In this tutorial we will cover the Elasticsearch architecture where we will explain what is a cluster and nodes, then how Elasticsearch processes the incoming data, what happens when we try to search some data in the Elasticsearch cluster, and we will also cover some basics of Index, Documents, Shards and Replicas.
So let's start with the basic architecture of Elasticsearch service deployment.
Elasticsearch Architecture: Cluster and Nodes
Elasticsearch is deployed in a cluster, with a minimum of 1 node. A node is a physical or virtual server on which an instance of the Elasticsearch service runs and the node is a part of the cluster. The data stored in Elasticsearch is divided amongst the nodes in a cluster, thereby distributing the load.
So a cluster is nothing but a group of Nodes amongst which the entire data or the cluster is divided. The default name for the Elasticsearch cluster is elasticsearch.
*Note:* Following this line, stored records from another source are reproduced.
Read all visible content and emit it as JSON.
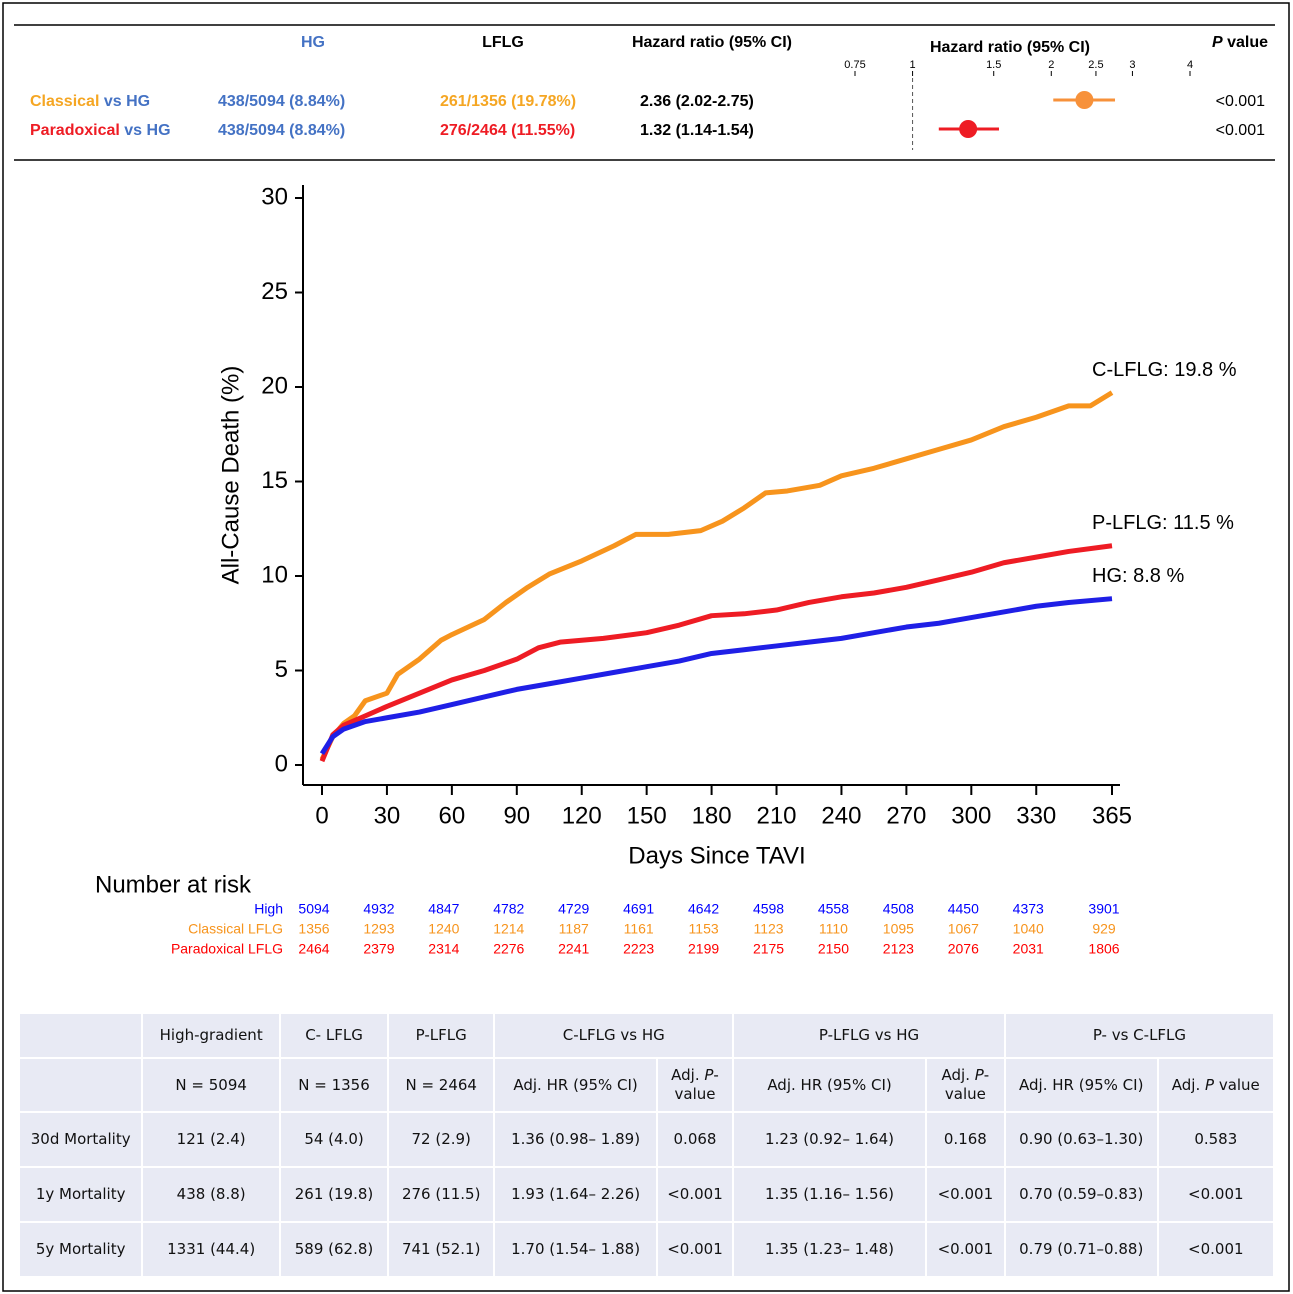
{
  "forest": {
    "headers": {
      "hg": "HG",
      "lflg": "LFLG",
      "hr": "Hazard ratio (95% CI)",
      "plot": "Hazard ratio (95% CI)",
      "p_italic": "P",
      "p_rest": " value"
    },
    "xlim": [
      0.75,
      4
    ],
    "xticks": [
      0.75,
      1,
      1.5,
      2,
      2.5,
      3,
      4
    ],
    "rows": [
      {
        "group": "Classical",
        "vs": " vs ",
        "ref": "HG",
        "hg": "438/5094 (8.84%)",
        "lflg": "261/1356 (19.78%)",
        "hr_label": "2.36 (2.02-2.75)",
        "hr": 2.36,
        "lo": 2.02,
        "hi": 2.75,
        "p": "<0.001",
        "color": "#f5a623",
        "marker": "#f7913a"
      },
      {
        "group": "Paradoxical",
        "vs": " vs ",
        "ref": "HG",
        "hg": "438/5094 (8.84%)",
        "lflg": "276/2464 (11.55%)",
        "hr_label": "1.32 (1.14-1.54)",
        "hr": 1.32,
        "lo": 1.14,
        "hi": 1.54,
        "p": "<0.001",
        "color": "#ee1c24",
        "marker": "#ee1c24"
      }
    ]
  },
  "chart_data": {
    "type": "line",
    "xlabel": "Days Since TAVI",
    "ylabel": "All-Cause Death (%)",
    "xlim": [
      0,
      365
    ],
    "xticks": [
      0,
      30,
      60,
      90,
      120,
      150,
      180,
      210,
      240,
      270,
      300,
      330,
      365
    ],
    "ylim": [
      0,
      30
    ],
    "yticks": [
      0,
      5,
      10,
      15,
      20,
      25,
      30
    ],
    "series": [
      {
        "color": "#f7941d",
        "x": [
          0,
          5,
          10,
          15,
          20,
          30,
          35,
          45,
          55,
          60,
          75,
          85,
          95,
          105,
          120,
          135,
          145,
          160,
          175,
          185,
          195,
          205,
          215,
          230,
          240,
          255,
          270,
          285,
          300,
          315,
          330,
          345,
          355,
          365
        ],
        "values": [
          0.3,
          1.5,
          2.2,
          2.6,
          3.4,
          3.8,
          4.8,
          5.6,
          6.6,
          6.9,
          7.7,
          8.6,
          9.4,
          10.1,
          10.8,
          11.6,
          12.2,
          12.2,
          12.4,
          12.9,
          13.6,
          14.4,
          14.5,
          14.8,
          15.3,
          15.7,
          16.2,
          16.7,
          17.2,
          17.9,
          18.4,
          19.0,
          19.0,
          19.7
        ]
      },
      {
        "color": "#ee1c24",
        "x": [
          0,
          5,
          10,
          20,
          30,
          45,
          60,
          75,
          90,
          100,
          110,
          130,
          150,
          165,
          180,
          195,
          210,
          225,
          240,
          255,
          270,
          285,
          300,
          315,
          330,
          345,
          365
        ],
        "values": [
          0.2,
          1.6,
          2.1,
          2.6,
          3.1,
          3.8,
          4.5,
          5.0,
          5.6,
          6.2,
          6.5,
          6.7,
          7.0,
          7.4,
          7.9,
          8.0,
          8.2,
          8.6,
          8.9,
          9.1,
          9.4,
          9.8,
          10.2,
          10.7,
          11.0,
          11.3,
          11.6
        ]
      },
      {
        "color": "#1f1fe6",
        "x": [
          0,
          5,
          10,
          20,
          30,
          45,
          60,
          75,
          90,
          105,
          120,
          135,
          150,
          165,
          180,
          195,
          210,
          225,
          240,
          255,
          270,
          285,
          300,
          315,
          330,
          345,
          365
        ],
        "values": [
          0.6,
          1.5,
          1.9,
          2.3,
          2.5,
          2.8,
          3.2,
          3.6,
          4.0,
          4.3,
          4.6,
          4.9,
          5.2,
          5.5,
          5.9,
          6.1,
          6.3,
          6.5,
          6.7,
          7.0,
          7.3,
          7.5,
          7.8,
          8.1,
          8.4,
          8.6,
          8.8
        ]
      }
    ],
    "annotations": [
      "C-LFLG: 19.8 %",
      "P-LFLG: 11.5 %",
      "HG: 8.8 %"
    ]
  },
  "number_at_risk": {
    "title": "Number at risk",
    "rows": [
      {
        "label": "High",
        "color": "#0000ff",
        "values": [
          5094,
          4932,
          4847,
          4782,
          4729,
          4691,
          4642,
          4598,
          4558,
          4508,
          4450,
          4373,
          3901
        ]
      },
      {
        "label": "Classical LFLG",
        "color": "#f7941d",
        "values": [
          1356,
          1293,
          1240,
          1214,
          1187,
          1161,
          1153,
          1123,
          1110,
          1095,
          1067,
          1040,
          929
        ]
      },
      {
        "label": "Paradoxical LFLG",
        "color": "#ff0000",
        "values": [
          2464,
          2379,
          2314,
          2276,
          2241,
          2223,
          2199,
          2175,
          2150,
          2123,
          2076,
          2031,
          1806
        ]
      }
    ]
  },
  "table": {
    "header1": [
      "",
      "High-gradient",
      "C- LFLG",
      "P-LFLG",
      "C-LFLG vs HG",
      "P-LFLG vs HG",
      "P- vs C-LFLG"
    ],
    "header2": [
      "",
      "N = 5094",
      "N = 1356",
      "N = 2464",
      "Adj. HR (95% CI)",
      {
        "pre": "Adj. ",
        "it": "P",
        "post": "-value"
      },
      "Adj. HR (95% CI)",
      {
        "pre": "Adj. ",
        "it": "P",
        "post": "-value"
      },
      "Adj. HR (95% CI)",
      {
        "pre": "Adj. ",
        "it": "P",
        "post": " value"
      }
    ],
    "rows": [
      [
        "30d Mortality",
        "121 (2.4)",
        "54 (4.0)",
        "72 (2.9)",
        "1.36 (0.98– 1.89)",
        "0.068",
        "1.23 (0.92– 1.64)",
        "0.168",
        "0.90 (0.63–1.30)",
        "0.583"
      ],
      [
        "1y Mortality",
        "438 (8.8)",
        "261 (19.8)",
        "276 (11.5)",
        "1.93 (1.64– 2.26)",
        "<0.001",
        "1.35 (1.16– 1.56)",
        "<0.001",
        "0.70 (0.59–0.83)",
        "<0.001"
      ],
      [
        "5y Mortality",
        "1331 (44.4)",
        "589 (62.8)",
        "741 (52.1)",
        "1.70 (1.54– 1.88)",
        "<0.001",
        "1.35 (1.23– 1.48)",
        "<0.001",
        "0.79 (0.71–0.88)",
        "<0.001"
      ]
    ]
  }
}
When we start a new node, it automatically joins the cluster with name elasticsearch if available on the same network.
As the data is divided amongst the nodes, hence when we query Elasticsearch for some data, the query is run parallely on all the nodes.
The Ports 9200 and 9300
Another interesting point which is generally confusing for many is why we have two ports 9200 and 9300 for the nodes.
The port 9200, is for REST API which is available for the incoming HTTP requests which are generally for the Elasticsearch API like query, create an index, list all indices, etc. It is recommended that we hit the master node to access the Elasticsearch API and then the master node internally communicates with the other nodes in the cluster, and that inter-node communication is done via the port 9300.
So we can say that for the outside world, i.e. for the request coming from outside the cluster (HTTP requests) port 9200 is used. And for inter-node communication the port 9300 is used. The inter node communication takes place via the transport layer.
More about Elasticsearch Nodes
The idea behind having multiple nodes in Elasticsearch cluster is not just to divide the data to be stored, but we can also add different roles/tasks to different nodes. Following are some of the types of nodes we can have in an elasticsearch cluster:
Data nodes - It is used for storing data and for performing data-related operations like search queries, etc.
Master nodes - This node is in charge of cluster-wide management and configuration actions such as adding and removing nodes. Also, we should use elasticsearch API from this node.
Client nodes - It is not required to have this node, but in case of heavy data load this node can be used to forward cluster requests to the master node and data-related requests to data nodes.
Ingest nodes - We can have an ingest node, which acts as the gateway for the incoming data where we can pre-process the documents before indexing them.